Bu aradaki farka artı-değer diyebilirsiniz. İşçi ürüne değer katmıştır. Ürünün son değeri bileşenlerinin değerlerinin toplanmasından fazladır.

İşçi kendisi için kapitalistin harcadığı miktarı çıkardıktan sonra da çalışmayı sürdürür ve artı-değeri bu burada üretir.

Şimdi ürüne bu değeri robotlar katacaktır.

Robotlar da eskidiklerinde değiştirilecekler, tamir edilecekler; kısacası onlara da masraf yapılacaktır. Bunu işçiye yapılan masraf gibi düşünebilirsiniz.

Sonuçta ortaya çıkan ürünün fiyatı, bileşenlerinin fiyatlarının toplamından fazla olacaktır.
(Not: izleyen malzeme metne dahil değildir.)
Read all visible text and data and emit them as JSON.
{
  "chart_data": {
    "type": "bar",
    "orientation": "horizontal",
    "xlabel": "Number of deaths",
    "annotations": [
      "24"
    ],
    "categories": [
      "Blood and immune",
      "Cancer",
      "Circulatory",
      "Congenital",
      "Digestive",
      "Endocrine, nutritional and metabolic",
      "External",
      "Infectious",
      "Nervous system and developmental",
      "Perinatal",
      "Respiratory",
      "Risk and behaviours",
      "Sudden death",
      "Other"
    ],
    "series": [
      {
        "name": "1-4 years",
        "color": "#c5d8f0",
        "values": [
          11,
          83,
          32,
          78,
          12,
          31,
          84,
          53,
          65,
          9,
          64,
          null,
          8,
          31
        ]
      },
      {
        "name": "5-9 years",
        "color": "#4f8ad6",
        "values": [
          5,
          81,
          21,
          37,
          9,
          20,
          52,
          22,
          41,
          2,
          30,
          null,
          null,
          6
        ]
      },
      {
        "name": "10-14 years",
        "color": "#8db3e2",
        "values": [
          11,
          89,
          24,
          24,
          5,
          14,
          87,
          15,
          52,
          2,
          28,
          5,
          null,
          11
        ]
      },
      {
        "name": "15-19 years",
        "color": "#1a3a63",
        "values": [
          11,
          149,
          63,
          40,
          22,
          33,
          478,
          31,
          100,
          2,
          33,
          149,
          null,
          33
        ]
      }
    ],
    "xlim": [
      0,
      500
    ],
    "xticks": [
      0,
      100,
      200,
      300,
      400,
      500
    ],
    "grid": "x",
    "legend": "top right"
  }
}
Artı-değeri canlı emek değil robot üretmiştir.

Robotların bakımı ve ayarıyla ilgilenen sayıları az olan teknisyenlerin masrafını da tabii üretim fiyatına eklemek gerekecektir.
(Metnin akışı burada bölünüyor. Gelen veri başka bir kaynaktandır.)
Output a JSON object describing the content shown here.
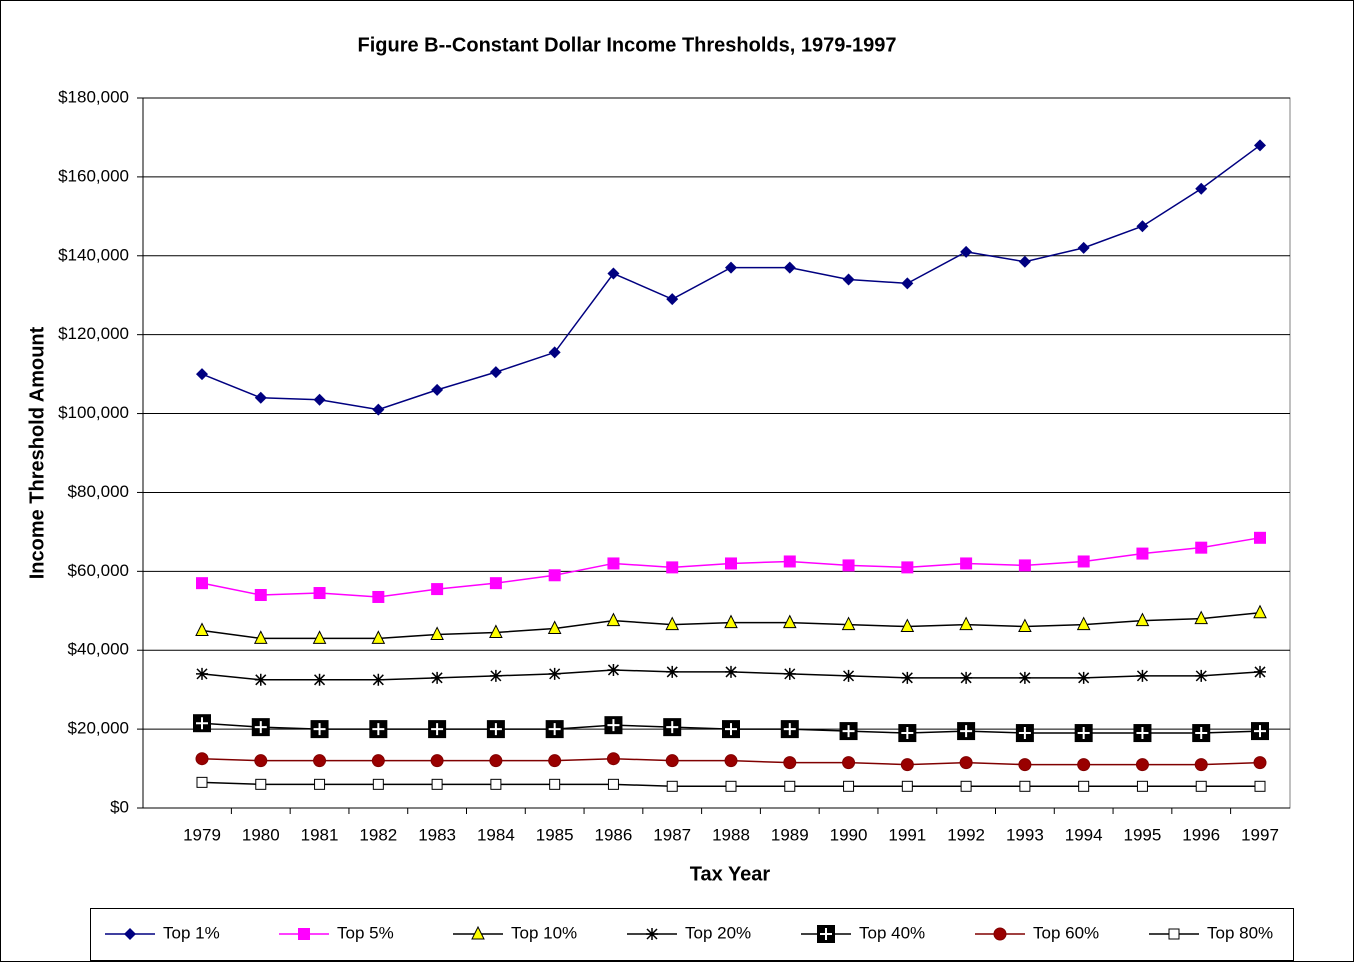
{
  "chart_data": {
    "type": "line",
    "title": "Figure B--Constant Dollar Income Thresholds, 1979-1997",
    "x_label": "Tax Year",
    "y_label": "Income Threshold Amount",
    "categories": [
      "1979",
      "1980",
      "1981",
      "1982",
      "1983",
      "1984",
      "1985",
      "1986",
      "1987",
      "1988",
      "1989",
      "1990",
      "1991",
      "1992",
      "1993",
      "1994",
      "1995",
      "1996",
      "1997"
    ],
    "ylim": [
      0,
      180000
    ],
    "yticks": [
      {
        "value": 0,
        "label": "$0"
      },
      {
        "value": 20000,
        "label": "$20,000"
      },
      {
        "value": 40000,
        "label": "$40,000"
      },
      {
        "value": 60000,
        "label": "$60,000"
      },
      {
        "value": 80000,
        "label": "$80,000"
      },
      {
        "value": 100000,
        "label": "$100,000"
      },
      {
        "value": 120000,
        "label": "$120,000"
      },
      {
        "value": 140000,
        "label": "$140,000"
      },
      {
        "value": 160000,
        "label": "$160,000"
      },
      {
        "value": 180000,
        "label": "$180,000"
      }
    ],
    "grid": true,
    "legend": "bottom",
    "series": [
      {
        "name": "Top 1%",
        "color": "#000080",
        "marker": "diamond",
        "marker_color": "#000080",
        "values": [
          110000,
          104000,
          103500,
          101000,
          106000,
          110500,
          115500,
          135500,
          129000,
          137000,
          137000,
          134000,
          133000,
          141000,
          138500,
          142000,
          147500,
          157000,
          168000
        ]
      },
      {
        "name": "Top 5%",
        "color": "#ff00ff",
        "marker": "square",
        "marker_color": "#ff00ff",
        "values": [
          57000,
          54000,
          54500,
          53500,
          55500,
          57000,
          59000,
          62000,
          61000,
          62000,
          62500,
          61500,
          61000,
          62000,
          61500,
          62500,
          64500,
          66000,
          68500
        ]
      },
      {
        "name": "Top 10%",
        "color": "#000000",
        "marker": "triangle",
        "marker_color": "#ffff00",
        "values": [
          45000,
          43000,
          43000,
          43000,
          44000,
          44500,
          45500,
          47500,
          46500,
          47000,
          47000,
          46500,
          46000,
          46500,
          46000,
          46500,
          47500,
          48000,
          49500
        ]
      },
      {
        "name": "Top 20%",
        "color": "#000000",
        "marker": "star",
        "marker_color": "#000000",
        "values": [
          34000,
          32500,
          32500,
          32500,
          33000,
          33500,
          34000,
          35000,
          34500,
          34500,
          34000,
          33500,
          33000,
          33000,
          33000,
          33000,
          33500,
          33500,
          34500
        ]
      },
      {
        "name": "Top 40%",
        "color": "#000000",
        "marker": "plus-box",
        "marker_color": "#000000",
        "values": [
          21500,
          20500,
          20000,
          20000,
          20000,
          20000,
          20000,
          21000,
          20500,
          20000,
          20000,
          19500,
          19000,
          19500,
          19000,
          19000,
          19000,
          19000,
          19500
        ]
      },
      {
        "name": "Top 60%",
        "color": "#800000",
        "marker": "circle",
        "marker_color": "#990000",
        "values": [
          12500,
          12000,
          12000,
          12000,
          12000,
          12000,
          12000,
          12500,
          12000,
          12000,
          11500,
          11500,
          11000,
          11500,
          11000,
          11000,
          11000,
          11000,
          11500
        ]
      },
      {
        "name": "Top 80%",
        "color": "#000000",
        "marker": "hollow-square",
        "marker_color": "#ffffff",
        "values": [
          6500,
          6000,
          6000,
          6000,
          6000,
          6000,
          6000,
          6000,
          5500,
          5500,
          5500,
          5500,
          5500,
          5500,
          5500,
          5500,
          5500,
          5500,
          5500
        ]
      }
    ]
  }
}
Burada söz konusu olan farklı bir kapitalizmdir.

Otomobil örneğinden devam edersek, konu üretimle bitmiyor.

VW firması Doğu Almanya’da büyük üretim tesisleri kurdu. Bunun başta gelen nedeni Demokratik Almanya Cumhuriyeti’nde Trabi marka otomobil üretimi nedeniyle bu üretimde tecrübeli işçilerin bulunmasıydı.

Şimdi fabrikadaki her işçiye karşılık dışarıda otomobille ilgili iş yapan dört kişi bulunuyor.

Otomobil satışı (galeriler), otomobil tamiri, sigorta işleri, teknik muayene kurumları vd.

Fabrikada canlı emek tümüyle kalksa bile –henüz böyle bir durum söz konusu değil ama canlı emeğin payı azalıyor) dışarıda daha fazla canlı emek gerekiyor.

Kapitalizmi sürekli gelişen modern üretici güçler temelinde oluşan büyük eşitsizlik çerçevesinde görmek gerekir. Türkçede de yayınlanan Thomas Piketty’nin 21. Yüzyılda Kapital kitabında bu yönde bir yaklaşım bulunur. Kitapta büyük oranda gelişmiş kapitalist ülkeler incelemiştir ama oralarda bile durum böyledir.

Konu önemli ama üzerinde özel olarak çalışma fırsatım olmadı.